In this Quickstart Guide we are going to focus on how data scientists can create models and publish them to the model registry to make them available for further development and serving.

HSML library#

The Hopsworks model registry library is called hsml (Hopsworks Machine Learning). The library is Apache V2 licensed and available here. The library currently comes with a Python SDK. If you want to connect to the Model Registry from outside Hopsworks, see our integration guides.

The library is build around metadata-objects, representing entities within the Model Registry. You can modify metadata by changing it in the metadata-objects and subsequently persisting it to the Model Registry. In fact, the Model Registry itself is also represented by an object. Furthermore, these objects have methods to save model artifacts along with the entities in the model registry.

Guide Notebooks#

This guide is based on a series of notebooks, which is available in the Deep Learning Demo Tour Project on Hopsworks.

Connection, Project and Model Registry#

The first step is to establish a connection with your Hopsworks Model Registry instance and retrieve the object that represents the Model Registry you'll be working with.

By default connection.get_model_registry() returns the model registry of the project you are working with. However, it accepts also a project name as parameter to select a different model registry.

Python

import hsml

# Create a connection
connection = hsml.connection()

# Get the model registry handle for the project's model registry
mr = connection.get_model_registry()

Models#

Assuming you have done some model training, and exported a model to a directory on a local file path, the model artifacts and additional metadata can now be saved to the Model Registry. See the example notebooks.

Creation#

Create a model named mnist. As you can see, you have the possibility to set parameters for the Model, such as the version number, or metrics which is set to attach model training metrics on the model. The Model Guide guides through the full configuration of Models.

Python

mnist_model_meta = mr.tensorflow.create_model(name="mnist",
    version=1,
    metrics={"accuracy": 0.94},
    description="mnist model description")

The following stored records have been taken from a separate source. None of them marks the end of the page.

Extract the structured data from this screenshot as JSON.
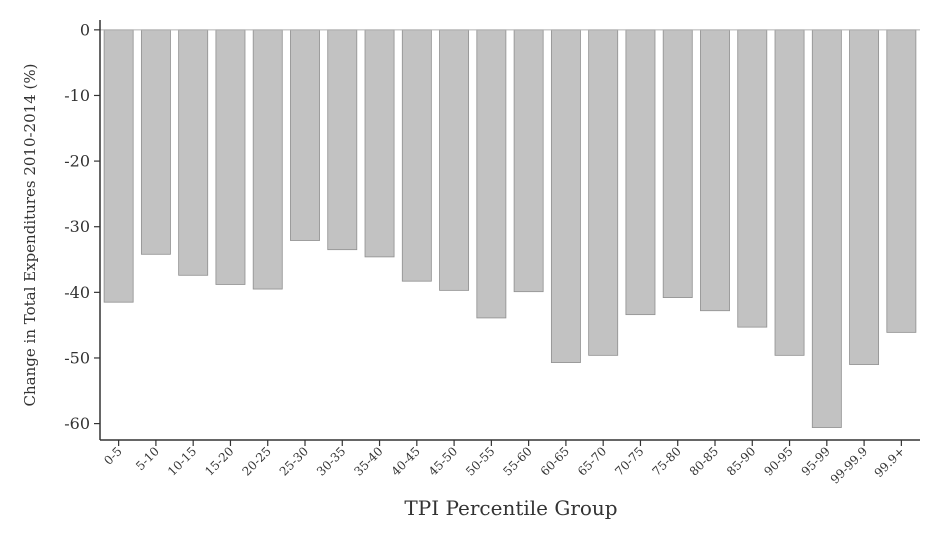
{
  "chart_data": {
    "type": "bar",
    "title": "",
    "xlabel": "TPI Percentile Group",
    "ylabel": "Change in Total Expenditures 2010-2014 (%)",
    "categories": [
      "0-5",
      "5-10",
      "10-15",
      "15-20",
      "20-25",
      "25-30",
      "30-35",
      "35-40",
      "40-45",
      "45-50",
      "50-55",
      "55-60",
      "60-65",
      "65-70",
      "70-75",
      "75-80",
      "80-85",
      "85-90",
      "90-95",
      "95-99",
      "99-99.9",
      "99.9+"
    ],
    "values": [
      -41.5,
      -34.2,
      -37.4,
      -38.8,
      -39.5,
      -32.1,
      -33.5,
      -34.6,
      -38.3,
      -39.7,
      -43.9,
      -39.9,
      -50.7,
      -49.6,
      -43.4,
      -40.8,
      -42.8,
      -45.3,
      -49.6,
      -60.6,
      -51.0,
      -46.1
    ],
    "yticks": [
      0,
      -10,
      -20,
      -30,
      -40,
      -50,
      -60
    ],
    "ylim": [
      -62.5,
      1.5
    ],
    "grid": false,
    "legend": "none",
    "bar_color": "#c2c2c2",
    "bar_edge_color": "#8f8f8f",
    "axis_color": "#333333"
  }
}
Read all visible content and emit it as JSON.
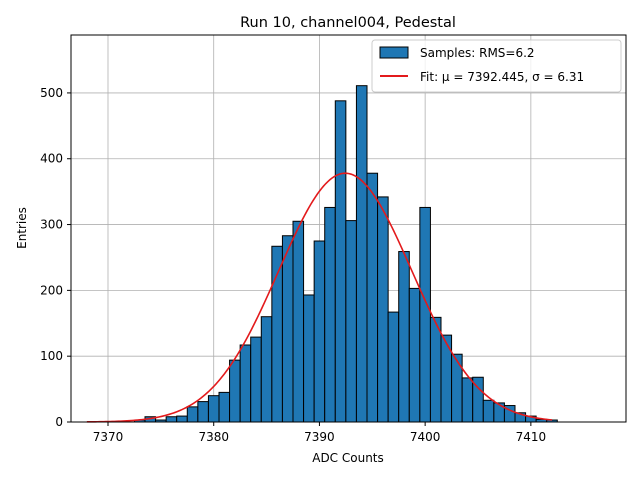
{
  "chart_data": {
    "type": "bar",
    "title": "Run 10, channel004, Pedestal",
    "xlabel": "ADC Counts",
    "ylabel": "Entries",
    "xlim": [
      7366.5,
      7419
    ],
    "ylim": [
      0,
      588
    ],
    "xticks": [
      7370,
      7380,
      7390,
      7400,
      7410
    ],
    "yticks": [
      0,
      100,
      200,
      300,
      400,
      500
    ],
    "grid": true,
    "legend_position": "upper-right",
    "bin_width": 1,
    "histogram": {
      "name": "Samples: RMS=6.2",
      "color": "#1f77b4",
      "bins": [
        {
          "x": 7373,
          "y": 3
        },
        {
          "x": 7374,
          "y": 8
        },
        {
          "x": 7375,
          "y": 3
        },
        {
          "x": 7376,
          "y": 8
        },
        {
          "x": 7377,
          "y": 9
        },
        {
          "x": 7378,
          "y": 23
        },
        {
          "x": 7379,
          "y": 31
        },
        {
          "x": 7380,
          "y": 40
        },
        {
          "x": 7381,
          "y": 45
        },
        {
          "x": 7382,
          "y": 94
        },
        {
          "x": 7383,
          "y": 117
        },
        {
          "x": 7384,
          "y": 129
        },
        {
          "x": 7385,
          "y": 160
        },
        {
          "x": 7386,
          "y": 267
        },
        {
          "x": 7387,
          "y": 283
        },
        {
          "x": 7388,
          "y": 305
        },
        {
          "x": 7389,
          "y": 193
        },
        {
          "x": 7390,
          "y": 275
        },
        {
          "x": 7391,
          "y": 326
        },
        {
          "x": 7392,
          "y": 488
        },
        {
          "x": 7393,
          "y": 306
        },
        {
          "x": 7394,
          "y": 511
        },
        {
          "x": 7395,
          "y": 378
        },
        {
          "x": 7396,
          "y": 342
        },
        {
          "x": 7397,
          "y": 167
        },
        {
          "x": 7398,
          "y": 259
        },
        {
          "x": 7399,
          "y": 203
        },
        {
          "x": 7400,
          "y": 326
        },
        {
          "x": 7401,
          "y": 159
        },
        {
          "x": 7402,
          "y": 132
        },
        {
          "x": 7403,
          "y": 103
        },
        {
          "x": 7404,
          "y": 67
        },
        {
          "x": 7405,
          "y": 68
        },
        {
          "x": 7406,
          "y": 33
        },
        {
          "x": 7407,
          "y": 29
        },
        {
          "x": 7408,
          "y": 25
        },
        {
          "x": 7409,
          "y": 14
        },
        {
          "x": 7410,
          "y": 9
        },
        {
          "x": 7411,
          "y": 4
        },
        {
          "x": 7412,
          "y": 3
        }
      ]
    },
    "fit": {
      "name": "Fit: μ = 7392.445, σ = 6.31",
      "color": "#e31a1c",
      "mu": 7392.445,
      "sigma": 6.31,
      "amplitude": 378,
      "x_range": [
        7368,
        7412
      ]
    }
  }
}
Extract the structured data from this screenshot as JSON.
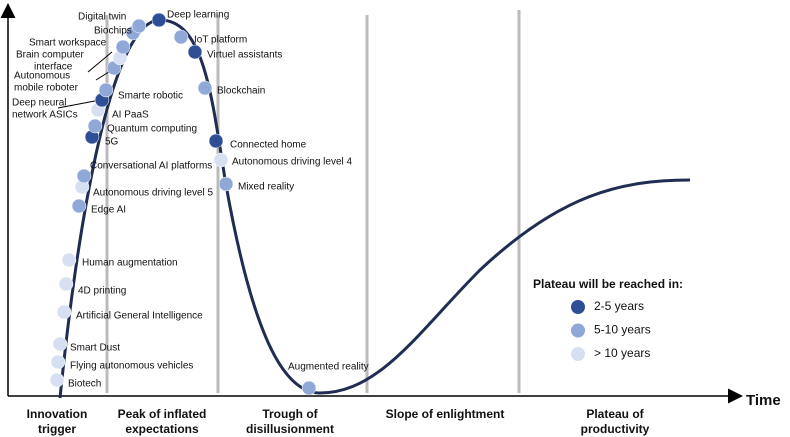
{
  "axis_label": "Time",
  "legend": {
    "title": "Plateau will be reached in:",
    "items": [
      {
        "label": "2-5 years",
        "color": "#2e4f96"
      },
      {
        "label": "5-10 years",
        "color": "#8fa8d8"
      },
      {
        "label": "> 10 years",
        "color": "#d6e0f2"
      }
    ]
  },
  "phases": [
    {
      "lines": [
        "Innovation",
        "trigger"
      ]
    },
    {
      "lines": [
        "Peak of inflated",
        "expectations"
      ]
    },
    {
      "lines": [
        "Trough of",
        "disillusionment"
      ]
    },
    {
      "lines": [
        "Slope of enlightment"
      ]
    },
    {
      "lines": [
        "Plateau of",
        "productivity"
      ]
    }
  ],
  "nodes": [
    {
      "lines": [
        "Biotech"
      ],
      "color": "#d6e0f2"
    },
    {
      "lines": [
        "Flying autonomous vehicles"
      ],
      "color": "#d6e0f2"
    },
    {
      "lines": [
        "Smart Dust"
      ],
      "color": "#d6e0f2"
    },
    {
      "lines": [
        "Artificial General Intelligence"
      ],
      "color": "#d6e0f2"
    },
    {
      "lines": [
        "4D printing"
      ],
      "color": "#d6e0f2"
    },
    {
      "lines": [
        "Human augmentation"
      ],
      "color": "#d6e0f2"
    },
    {
      "lines": [
        "Edge AI"
      ],
      "color": "#8fa8d8"
    },
    {
      "lines": [
        "Autonomous driving level 5"
      ],
      "color": "#d6e0f2"
    },
    {
      "lines": [
        "Conversational AI platforms"
      ],
      "color": "#8fa8d8"
    },
    {
      "lines": [
        "5G"
      ],
      "color": "#2e4f96"
    },
    {
      "lines": [
        "Quantum computing"
      ],
      "color": "#8fa8d8"
    },
    {
      "lines": [
        "AI PaaS"
      ],
      "color": "#d6e0f2"
    },
    {
      "lines": [
        "Deep neural",
        "network ASICs"
      ],
      "color": "#2e4f96"
    },
    {
      "lines": [
        "Smarte robotic"
      ],
      "color": "#8fa8d8"
    },
    {
      "lines": [
        "Autonomous",
        "mobile roboter"
      ],
      "color": "#8fa8d8"
    },
    {
      "lines": [
        "Brain computer",
        "interface"
      ],
      "color": "#d6e0f2"
    },
    {
      "lines": [
        "Smart workspace"
      ],
      "color": "#8fa8d8"
    },
    {
      "lines": [
        "Biochips"
      ],
      "color": "#8fa8d8"
    },
    {
      "lines": [
        "Digital twin"
      ],
      "color": "#8fa8d8"
    },
    {
      "lines": [
        "Deep learning"
      ],
      "color": "#2e4f96"
    },
    {
      "lines": [
        "IoT platform"
      ],
      "color": "#8fa8d8"
    },
    {
      "lines": [
        "Virtuel assistants"
      ],
      "color": "#2e4f96"
    },
    {
      "lines": [
        "Blockchain"
      ],
      "color": "#8fa8d8"
    },
    {
      "lines": [
        "Connected home"
      ],
      "color": "#2e4f96"
    },
    {
      "lines": [
        "Autonomous driving level 4"
      ],
      "color": "#d6e0f2"
    },
    {
      "lines": [
        "Mixed reality"
      ],
      "color": "#8fa8d8"
    },
    {
      "lines": [
        "Augmented reality"
      ],
      "color": "#8fa8d8"
    }
  ]
}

Up to this point we have just created the metadata object representing the model. However, we haven't saved the model in the model registry yet. To do so, we can call the method save on the metadata object created in the cell above. The save method takes a single parameter which is the path to the directory on the local filesystem which contains all your model artifacts.

Python

mnist_model_meta.save("/tmp/model_directory")

Retrieval#

If there were models previously created in your Model Registry, or you want to pick up where you left off before, you can retrieve and read models in a similar fashion as creating them: Using the Model Registry object, you can retrieve handles to the entities, such as models, in the Model Registry. By default, this will return the first version of an entity, if you want a more recent version, you need to specify the version.

Python

mnist_model_meta = mr.get_model('mnist', version=1)

# Download the model
model_download_path = mnist_model_meta.download()

# Load the model
tf.saved_model.load(model_download_path)

To seamlessly combine HSML with model serving components the library makes it simple to also query for the best performing model. In this instance, we get the best model version by querying for the model version with the highest accuracy metric attached.

Python

mnist_model_meta = mr.get_best_model('mnist', 'accuracy', 'max')